A careful examination of the record, in the light of the petition for rehearing and recent decisions therein cited, has not shaken our confidence in the conclusion voiced in the decisions filed herein. The cases of People ex rel. Russell v.Town of Loyalton, 147 Cal. 774, [82 P. 620], and People exrel. Martin v. Worswick, 142 Cal. 76, [75 P. 663], as far as applicable to the case at bar, simply lay down the rule that the burden is on the plaintiff to show that the illegal ballots were sufficient in number to make a difference in the result if deducted. We have never doubted either the existence or wisdom of this rule, nor do we question any of the rules laid down in cases of like character cited and examined. But the facts of the case at bar are very different from the facts in any case we have been able to find. In other cases the number of legal and illegal votes was ascertained, and there was some definite or certain basis for presumption or calculation. But in the case at bar there is nothing upon which the doctrine of probability, which always underlies a presumption, can rest. The certificates of election, standing alone, destroy each other, while the statement upon which such certificates must rest is impeached by proof that the canvassing board counted 447 more votes than there were ballots cast. This is more votes than any one candidate received altogether, and it needs only this statement to show that the illegal votes were sufficient in number to make a very great difference if deducted. It is conceded that the election officers proceeded upon the theory that two candidates were to be elected, and most of the ballots cast contained two names. There is nothing to show that any candidate received a single legal vote, and the evidence clearly shows that legal ballots were exceptions and illegal ballots were the rule.

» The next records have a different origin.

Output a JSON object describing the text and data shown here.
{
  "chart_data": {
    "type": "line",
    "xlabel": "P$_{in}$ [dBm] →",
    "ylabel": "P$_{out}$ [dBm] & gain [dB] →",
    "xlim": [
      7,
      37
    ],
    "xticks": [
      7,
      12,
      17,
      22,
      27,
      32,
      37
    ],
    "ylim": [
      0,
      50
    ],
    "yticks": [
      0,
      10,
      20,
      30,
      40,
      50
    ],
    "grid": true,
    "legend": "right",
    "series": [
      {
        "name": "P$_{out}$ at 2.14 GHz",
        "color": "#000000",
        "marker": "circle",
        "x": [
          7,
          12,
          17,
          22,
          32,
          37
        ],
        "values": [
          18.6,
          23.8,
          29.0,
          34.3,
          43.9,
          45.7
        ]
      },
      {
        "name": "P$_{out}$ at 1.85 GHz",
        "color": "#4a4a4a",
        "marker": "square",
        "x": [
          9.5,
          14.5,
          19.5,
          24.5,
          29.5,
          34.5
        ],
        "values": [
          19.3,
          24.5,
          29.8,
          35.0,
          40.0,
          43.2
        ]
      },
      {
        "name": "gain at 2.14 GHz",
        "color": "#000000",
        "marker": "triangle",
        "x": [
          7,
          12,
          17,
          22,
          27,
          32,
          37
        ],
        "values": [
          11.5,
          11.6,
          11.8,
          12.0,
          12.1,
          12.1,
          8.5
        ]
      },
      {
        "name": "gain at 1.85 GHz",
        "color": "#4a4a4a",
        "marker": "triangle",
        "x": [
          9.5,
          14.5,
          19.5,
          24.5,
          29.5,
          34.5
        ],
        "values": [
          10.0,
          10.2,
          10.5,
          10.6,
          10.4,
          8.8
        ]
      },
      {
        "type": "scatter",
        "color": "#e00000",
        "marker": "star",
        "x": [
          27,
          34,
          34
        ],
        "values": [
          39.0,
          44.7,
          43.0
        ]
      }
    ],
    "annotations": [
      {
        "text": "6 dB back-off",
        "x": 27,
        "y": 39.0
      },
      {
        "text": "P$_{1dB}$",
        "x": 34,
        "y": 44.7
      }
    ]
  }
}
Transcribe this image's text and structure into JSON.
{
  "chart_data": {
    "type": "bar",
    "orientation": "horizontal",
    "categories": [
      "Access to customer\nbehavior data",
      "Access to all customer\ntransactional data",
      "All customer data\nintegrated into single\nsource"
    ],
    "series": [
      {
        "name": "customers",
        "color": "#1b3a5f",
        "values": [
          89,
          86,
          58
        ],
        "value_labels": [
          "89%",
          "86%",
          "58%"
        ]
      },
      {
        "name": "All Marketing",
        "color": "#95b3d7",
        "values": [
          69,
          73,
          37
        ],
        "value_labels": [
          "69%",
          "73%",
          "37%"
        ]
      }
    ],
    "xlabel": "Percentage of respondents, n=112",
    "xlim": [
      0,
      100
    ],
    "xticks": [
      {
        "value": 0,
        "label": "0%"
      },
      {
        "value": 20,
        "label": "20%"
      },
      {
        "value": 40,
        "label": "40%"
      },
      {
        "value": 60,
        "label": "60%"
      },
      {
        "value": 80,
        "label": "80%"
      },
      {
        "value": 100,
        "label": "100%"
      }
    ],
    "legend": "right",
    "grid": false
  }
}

It is said that there is no evidence showing that this was the case in four precincts. We inadvertently stated in the former opinion that officers of each precinct gave testimony to that effect. This was a mistake as to the four precincts referred to. But we think the general course pursued and the general theory upon which the election proceeded is sufficient to indicate that the conduct of the election was substantially the same in all precincts. Counsel say we should have indulged the presumption that the election was *Page 109 legally conducted in these four precincts, and hence have found for Davidson. But an examination of this question has demonstrated the dangerous uncertainty which would attend guesswork under such circumstances. If the votes cast in these four precincts were counted as tallied in the statement of the vote, a minority candidate, Peters, would have a majority of the votes. We think it sufficiently appears that neither of the claimants has a right to the office. Such rights depend on the records provided by law, and when it is shown that such records do not sustain a claim to public office, and are utterly unreliable, the claim falls. Gibson v. Twaddle, 1 Cal.App. 126, [81 P. 727], has no application to cases of this character.
The rehearing is denied.
Chipman, P. J., and Buckles, J., concurred.
A petition to have the cause heard in the supreme court after judgment in the district court of appeal was denied by the supreme court on December 26, 1905.